We’ve already experienced overproduction. After our first run, we didn’t sell enough before the expiration window crept up, so we had to close out a chunk of product. That’s when I learned a crucial lesson: if the expiration date is, say, July 1, most retailers want a solid two-month cushion (at least)—meaning you really have to have it delivered by May 1. In hindsight, I would’ve preferred to underproduce and risk shorting a few stores temporarily, rather than throw out or donate unsold chips. But hey, you live and learn.
Tracking Sales Daily
If there’s one thing I watch like a hawk, it’s sales data. Without sales, there’s no revenue, and without revenue, we’re toast. I check our numbers every day, sometimes multiple times a day, to see how fast we’re burning through inventory and when we’ll need another run. It can feel borderline obsessive, but that’s the life of a founder trying to keep everything afloat. The moment I sense we’re a few weeks away from running low, I hit up our co-packer to schedule the next batch.

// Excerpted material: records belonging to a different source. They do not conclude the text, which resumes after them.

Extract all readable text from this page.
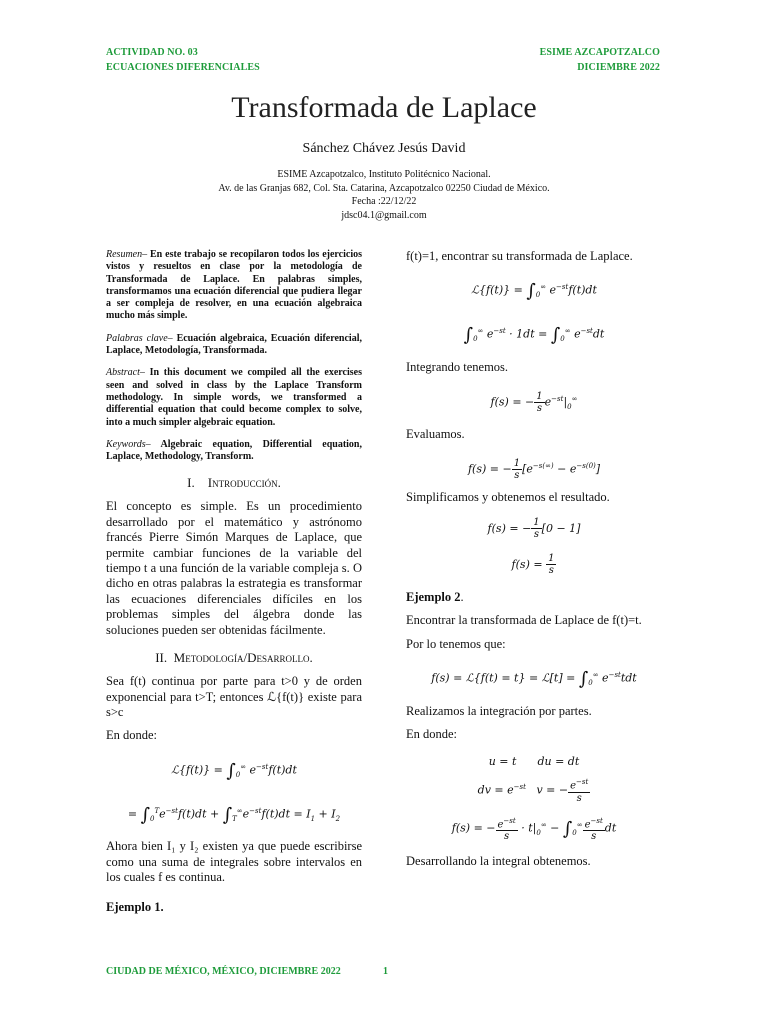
ACTIVIDAD NO. 03
ECUACIONES DIFERENCIALES
ESIME AZCAPOTZALCO
DICIEMBRE 2022
Transformada de Laplace
Sánchez Chávez Jesús David
ESIME Azcapotzalco, Instituto Politécnico Nacional.
Av. de las Granjas 682, Col. Sta. Catarina, Azcapotzalco 02250 Ciudad de México.
Fecha :22/12/22
jdsc04.1@gmail.com

Resumen– En este trabajo se recopilaron todos los ejercicios vistos y resueltos en clase por la metodología de Transformada de Laplace. En palabras simples, transformamos una ecuación diferencial que pudiera llegar a ser compleja de resolver, en una ecuación algebraica mucho más simple.

Palabras clave– Ecuación algebraica, Ecuación diferencial, Laplace, Metodología, Transformada.

Abstract– In this document we compiled all the exercises seen and solved in class by the Laplace Transform methodology. In simple words, we transformed a differential equation that could become complex to solve, into a much simpler algebraic equation.

Keywords– Algebraic equation, Differential equation, Laplace, Methodology, Transform.

I. Introducción.

El concepto es simple. Es un procedimiento desarrollado por el matemático y astrónomo francés Pierre Simón Marques de Laplace, que permite cambiar funciones de la variable del tiempo t a una función de la variable compleja s. O dicho en otras palabras la estrategia es transformar las ecuaciones diferenciales difíciles en los problemas simples del álgebra donde las soluciones pueden ser obtenidas fácilmente.

II. Metodología/Desarrollo.

Sea f(t) continua por parte para t>0 y de orden exponencial para t>T; entonces ℒ{f(t)} existe para s>c

En donde:

ℒ{f(t)} = $\int_0^\infty$ $e^{-st}f(t)dt$
= $\int_0^Te^{-st}f(t)dt + \int_T^\infty e^{-st}f(t)dt = I_1 + I_2$

Ahora bien I₁ y I₂ existen ya que puede escribirse como una suma de integrales sobre intervalos en los cuales f es continua.

Ejemplo 1.

f(t)=1, encontrar su transformada de Laplace.

ℒ{f(t)} = $\int_0^\infty$ $e^{-st}f(t)dt$
$\int_0^\infty$ $e^{-st} \cdot 1dt = \int_0^\infty$ $e^{-st}dt$

Integrando tenemos.

f(s) = − $\frac{1}{s} e^{-st}|_0^\infty$

Evaluamos.

f(s) = − $\frac{1}{s} [e^{-s(\infty)} - e^{-s(0)}]$

Simplificamos y obtenemos el resultado.

f(s) = − $\frac{1}{s} [0 - 1]$
$f(s) = \frac{1}{s}$

Ejemplo 2.

Encontrar la transformada de Laplace de f(t)=t.

Por lo tenemos que:

f(s) = ℒ{f(t) = t} = ℒ[t] = $\int_0^\infty$ $e^{-st}tdt$

Realizamos la integración por partes.

En donde:

u = t du = dt
dv = $e^{-st}$ v = − $\frac{e^{-st}}{s}$
f(s) = − $\frac{e^{-st}}{s} \cdot t|_0^\infty - \int_0^\infty \frac{e^{-st}}{s}$ dt

Desarrollando la integral obtenemos.

CIUDAD DE MÉXICO, MÉXICO, DICIEMBRE 2022	1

Our co-packer handles the raw materials-pellets, seasoning, packaging-making sure they’re stocked well in advance. These have longer shelf lives, so they can plan a good six months out. But I still keep them updated on any potentially big orders on the horizon, so they can ramp up if needed. The last thing I want is a purchase order from a major chain, only to find out we’re short on raw materials.
Here’s where it gets tricky: our co-packer’s minimum order quantity is seven pallets per flavor. A single pallet holds 72 boxes, each box has eight units, that’s 4,032 units of one flavor. With a shelf life of about nine months, I’m on the clock as soon as those bags leave production. It’s a delicate dance: produce enough to meet demand but not so much that we risk a bunch of expired product.
So how do I know it’s time to start scaling production? For one, I look at consistent demand—multiple retailers placing orders regularly. I also factor in logistical efficiencies. Full truckloads (26 pallets) are far cheaper per unit than partial loads. But right now, we’re still juggling a mix of small to mid-sized orders, ensuring everything sells before those dreaded expiration dates. Once we have enough distribution centers across the country, we’ll consider larger, more cost-effective runs.
If you’re a founder figuring out inventory, production, and sales forecasts, one thing is crucial: Know Your Distribution. Keep the conversation going with retailers about how your product is performing. They can often provide sales-per-store-per-week data. Even a “back of the napkin” forecast is better than shooting in the dark. And if you’re torn between over- and under-producing, it’s often safer to underproduce. Sure, some retailers might wait a week or two for restocks, but that’s better than tossing unsold product. Oh, and if there’s one fallback strategy, it’s sell, sell, sell, the faster you move product, the fewer inventory headaches you’ll face.